Fernando Vazquez Rigada

Fernando Vázquez Rigada
Julio 21, 2014

Cuando hechos involucran la integridad, la dignidad y la seguridad de un niño, no caben declaraciones de fe, no hay pasado que valga, ni influyen los grandes nombres. La fe se extingue con hechos. El pasado no exculpa de los actos del presente. Los grandes nombres dejan de pesar por el pesar de los pequeños.

Todo ser humano tiene facetas; virtudes y defectos; bonhomía y pecados. No creo en los santos ni creo en las vírgenes. Creo en la ley. En la transparencia. En el poder de la información y no en la deformación del poder que manipula.

Solo hay algo peor que un estado ineficiente: un estado ausente. El albergue la Gran Familia es la revelación de ese fenómeno atroz: el estado que ha dejado de existir.

600 niños no vivían ahí: sobrevivían. Lo hacían viviendo una tragedia circular. La que los había llevado hasta ese lugar y la que les impedía salir.

Los reportajes de los medios nacionales no dejan lugar a dudas. Ahí están, las imágenes desgarradoras. El hacinamiento. La suciedad. La sevicia. El maltrato. Las violaciones. Los golpes.

Los testimonios de las víctimas son terribles y elocuentes. No los escucha quien abraza un dogma de fe, pero esas historias, profundamente humanas, deben mover a la indignación y a la demanda de que el estado reaparezca.

El pasado ejemplar no absuelve los delitos del presente. No puede hacerlo en un país que aspira a regirse por el derecho ni en una sociedad que se niega a dejar a sus niños en la indefensión.
¿Hubo exceso de fuerza? Sí. Pero, eso no hace palidecer a la realidad que los medios, la sociedad, las autoridades encontraron tras esos muros que deberían haber sido de abrigo y consuelo. Mamá Rosa era la cabeza visible de un puñado de abusadores que convirtieron a un islote de esperanza en una sucursal del infierno.

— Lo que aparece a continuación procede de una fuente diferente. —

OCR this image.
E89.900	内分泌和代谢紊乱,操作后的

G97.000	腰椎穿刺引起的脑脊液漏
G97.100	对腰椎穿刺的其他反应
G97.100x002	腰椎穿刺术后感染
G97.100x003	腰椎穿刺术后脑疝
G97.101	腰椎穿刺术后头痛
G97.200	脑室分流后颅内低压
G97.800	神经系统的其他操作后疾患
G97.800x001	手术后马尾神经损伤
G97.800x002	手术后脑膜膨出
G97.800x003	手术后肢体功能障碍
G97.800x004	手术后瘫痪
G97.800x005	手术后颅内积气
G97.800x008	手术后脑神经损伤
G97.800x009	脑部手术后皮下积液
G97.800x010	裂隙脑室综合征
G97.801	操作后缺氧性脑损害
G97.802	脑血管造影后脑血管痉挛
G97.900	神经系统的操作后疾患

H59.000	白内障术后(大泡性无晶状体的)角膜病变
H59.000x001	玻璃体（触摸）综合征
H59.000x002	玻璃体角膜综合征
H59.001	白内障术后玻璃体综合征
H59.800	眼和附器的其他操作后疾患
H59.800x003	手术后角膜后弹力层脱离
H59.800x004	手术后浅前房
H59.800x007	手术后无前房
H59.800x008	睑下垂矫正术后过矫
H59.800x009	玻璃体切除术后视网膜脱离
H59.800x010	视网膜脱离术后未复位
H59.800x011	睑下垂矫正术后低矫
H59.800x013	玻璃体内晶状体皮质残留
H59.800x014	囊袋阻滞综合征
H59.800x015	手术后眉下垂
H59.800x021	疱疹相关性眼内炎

No es posible determinar la responsabilidad directa de Rosa del Carmen Verduzco, Mamá Rosa, en términos legales. En términos morales, el veredicto es definitivo y más: es atroz. La cadena interminable de delitos y de bajezas que se cometían a los niños privados de su libertad no puede justificarse bajo ninguna circunstancia. Mamá Rosa no pudo ignorar lo que ocurría. Hay demasiado cinismo, demasiada evidencia, demasiada crueldad como para alegar ignorancia.

El reduccionismo de sus defensores, es, quizá, la parte más desconcertante de esta historia. Que una parte de la intelectualidad mexicana se aferre al pasado y cierre los ojos ante la avalancha de evidencias resulta igual de ofensivo que lo que ahí sucedía. Que los hechos de escándalo traten de minimizarse, como lo ha hecho Enrique Krauze, bajo los calificativos de «suciedad» a la condición humillante a la que se forzaba a vivir a los niños; «abuso» a las violaciones de niños por parte de uno de los cuidadores; «dictadora amorosa» (como si tal cosa fuera posible) a Mamá Rosa que golpeaba, encerraba y privaba de su libertad a sus internos, es el reflejo de una sociedad dogmática, extremista y carente de objetividad.

Que la Reina Isabel haya donado hace años un gimnasio a esta mujer no la hace inocente. Que un premio nobel le haya brindado regalías no reescribe su responsabilidad actual. Martha Sahagún no es aval moral de nadie.

Quiero pensar que, en algún momento, Mamá Rosa tuvo momentos de luz. Puede ser. Ojalá que así sea. La naturaleza, sin embargo, nos recuerda: toda rosa tiene espinas.